Keluarga menemukan sejumlah kejanggalan hingga curiga bahwa kematian Lia akibat dibunuh.
Lia Binti Aep Hindi (33), salah satu Pekerja Migran Indonesia (PMI) di Arab Saudi yang hingga sekarang tidak diketahui keberadaannya. Warga Desa Cikancana, Kecamatan Sukaresmi, Kabupaten Cianjur, Jawa Barat ini dikabarkan meninggal dengan cara gantung diri. Namun hal itu tidak disertai bukti-bukti yang menunjukkan indikasi kuat bahwa dia meninggal bunuh diri.
Pemerintah dinilai tidak serius menangani kasus ini. Sebab terkesan membiarkan permasalahan ini berlarut-larut. Lia dikabarkan meninggal sejak 2018 silam dan hingga sekarang tidak ada kejelasan penanganan. Bahkan keberadaan jenazahnya tidak diketahui secara pasti.
Pihak keluarga menemukan sejumlah kejanggalan hingga curiga bahwa kematian Lia akibat dibunuh. Bahkan pihak keluarga mengaku memperoleh informasi yang menyebut adanya dugaan bahwa jenazah Lia masih berada di sebuah rumah sakit di Arab Saudi.
“Saya memohon kepada Presiden Joko Widodo, Kementerian Luar Negeri dan Kedutaan Besar Republik Indonesia (KBRI) di Arab Saudi untuk membantu penanganan kasus kematian adik ipar saya yang bernama Lia Binti Aep Hindi. Selama hampir empat tahun masalah ini berlarut-larut dan tidak ada kejelasan,” ungkap, Kartika, kakak ipar Lia, Selasa (19/7/2022).
Pihak keluarga tidak percaya disebut bahwa Lia meninggal bunuh diri karena tidak ada bukti forensik maupun hasil autopsi yang mendukung kesimpulan itu.
Ia telah mengadu dan meminta pendampingan kepada Serikat Buruh Migran Indonesia (SBMI) untuk mengawal kasus ini. Sejauh ini, pihak keluarga tidak percaya disebut bahwa Lia meninggal bunuh diri karena tidak ada bukti forensik maupun hasil autopsi yang mendukung kesimpulan itu.
“Dalam Surat Badan Pelindungan Pekerja Migran Indonesia (BP2MI) kepada Unit Pelaksana Teknis (UPT) BP2MI Bandung Nomor B 117/PL-MA/II/2019 tertanggal 19 Februari 2019, Lia disebut meninggal karena gantung diri di Arab Saudi,” katanya.

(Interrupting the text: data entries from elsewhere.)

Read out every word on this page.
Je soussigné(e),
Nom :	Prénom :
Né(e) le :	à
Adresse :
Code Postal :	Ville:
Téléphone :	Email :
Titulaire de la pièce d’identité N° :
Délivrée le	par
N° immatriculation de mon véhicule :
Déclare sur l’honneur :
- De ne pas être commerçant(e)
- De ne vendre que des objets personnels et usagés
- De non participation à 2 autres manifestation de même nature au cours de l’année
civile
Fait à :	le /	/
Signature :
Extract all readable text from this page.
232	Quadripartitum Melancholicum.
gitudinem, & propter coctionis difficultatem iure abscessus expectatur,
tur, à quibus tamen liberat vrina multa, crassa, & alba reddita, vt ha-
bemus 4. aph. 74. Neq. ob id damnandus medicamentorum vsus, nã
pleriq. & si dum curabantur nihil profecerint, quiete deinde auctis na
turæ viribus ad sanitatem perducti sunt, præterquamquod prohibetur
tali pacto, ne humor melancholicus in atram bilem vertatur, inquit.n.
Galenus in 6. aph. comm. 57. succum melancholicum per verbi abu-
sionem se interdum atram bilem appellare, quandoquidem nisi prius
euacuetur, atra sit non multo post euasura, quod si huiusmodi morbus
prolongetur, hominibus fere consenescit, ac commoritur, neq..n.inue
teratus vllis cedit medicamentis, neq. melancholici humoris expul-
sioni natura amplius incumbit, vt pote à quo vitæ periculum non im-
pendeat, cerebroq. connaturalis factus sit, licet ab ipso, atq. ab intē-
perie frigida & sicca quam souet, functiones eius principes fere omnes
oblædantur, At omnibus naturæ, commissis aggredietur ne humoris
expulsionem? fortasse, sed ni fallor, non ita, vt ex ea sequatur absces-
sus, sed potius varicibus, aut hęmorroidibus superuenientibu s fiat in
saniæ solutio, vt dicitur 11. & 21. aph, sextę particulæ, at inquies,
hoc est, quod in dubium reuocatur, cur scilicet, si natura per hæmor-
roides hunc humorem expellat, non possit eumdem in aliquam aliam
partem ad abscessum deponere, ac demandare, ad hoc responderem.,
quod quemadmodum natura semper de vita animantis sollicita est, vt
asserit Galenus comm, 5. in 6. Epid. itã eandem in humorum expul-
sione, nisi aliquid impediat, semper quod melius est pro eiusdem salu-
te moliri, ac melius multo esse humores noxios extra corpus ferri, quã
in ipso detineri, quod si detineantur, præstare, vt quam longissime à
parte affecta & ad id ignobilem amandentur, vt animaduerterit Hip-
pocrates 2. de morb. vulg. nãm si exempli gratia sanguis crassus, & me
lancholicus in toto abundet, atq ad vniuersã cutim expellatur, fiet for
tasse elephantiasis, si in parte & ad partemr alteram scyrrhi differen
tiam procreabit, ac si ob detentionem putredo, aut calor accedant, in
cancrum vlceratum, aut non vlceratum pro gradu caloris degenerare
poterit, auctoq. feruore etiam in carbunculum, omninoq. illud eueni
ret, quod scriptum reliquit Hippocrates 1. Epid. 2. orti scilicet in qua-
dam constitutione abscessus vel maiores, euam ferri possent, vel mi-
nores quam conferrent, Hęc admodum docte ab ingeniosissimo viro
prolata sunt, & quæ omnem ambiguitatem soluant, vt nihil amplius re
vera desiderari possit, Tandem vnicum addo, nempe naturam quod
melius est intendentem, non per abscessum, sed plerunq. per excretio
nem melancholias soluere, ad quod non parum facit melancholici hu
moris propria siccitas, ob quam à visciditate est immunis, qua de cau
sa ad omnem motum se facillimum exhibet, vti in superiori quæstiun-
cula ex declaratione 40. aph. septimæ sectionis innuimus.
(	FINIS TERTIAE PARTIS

Menurutnya, banyak hal janggal. Salah satunya, Lia diduga meninggal sejak 18 Juli 2018, tapi baru dilaporkan 19 Februari 2019. Anehnya, pihak keluarga tidak pernah menerima penjelasan resmi dan langsung oleh pemerintah yang berwenang.
“Informasi tersebut tidak langsung disampaikan kepada keluarga, tetapi melalui pihak Pemerintah Desa Cikancana. Dari petugas P4TKI Sukabumi (sekarang UPT BP2MI Sukabumi) yang disampaikan melalui pesan WhatsApp,” katanya.
Pihak keluarga sempat mendatangi UPT BP2MI Sukabumi didampingi kepala desa setempat untuk meminta bantuan pemulangan jenazah. “Namun hingga sekarang tidak ada tindakan lebih lanjut,” ujar Kartika.
Selain tidak ada kejelasan mengenai penanganan atas kabar kematian tersebut, masih kata Kartika, hak gaji Lia selama hampir sembilan tahun bekerja tidak dibayarkan. “Kami mewakili keluarga Lia tidak pernah menerima penjelasan resmi dari pemerintah,” katanya.
Lia berangkat ke Arab Saudi pada 22 Januari 2010 silam, melalui calo penyalur tenaga kerja (mereka menyebutnya ‘sponsor’) bernama Agus dan Didin, yakni PT Abdi Bela Persada.
“Lima tahun sejak keberangkatannya ke Arab Saudi, Lia hanya dua kali berkomunikasi dengan keluarga. Komunikasi terakhir pada 2015,” katanya.
Sekretaris Serikat Buruh Migran Indonesia (SBMI), Bobi Anwar Ma’arif mendesak agar pemerintah Indonesia harus segera menuntaskan permasalahan ini. “Perwakilan pemerintah Indonesia di Arab Saudi harus berani mengungkap penyebab kematian Lia secara transparan. Informasi yang saya dapat, bahkan jenazah Lia masih berada di salah satu rumah sakit. Meskipun informasi ini masih perlu dilakukan klarifikasi lebih lanjut,” katanya.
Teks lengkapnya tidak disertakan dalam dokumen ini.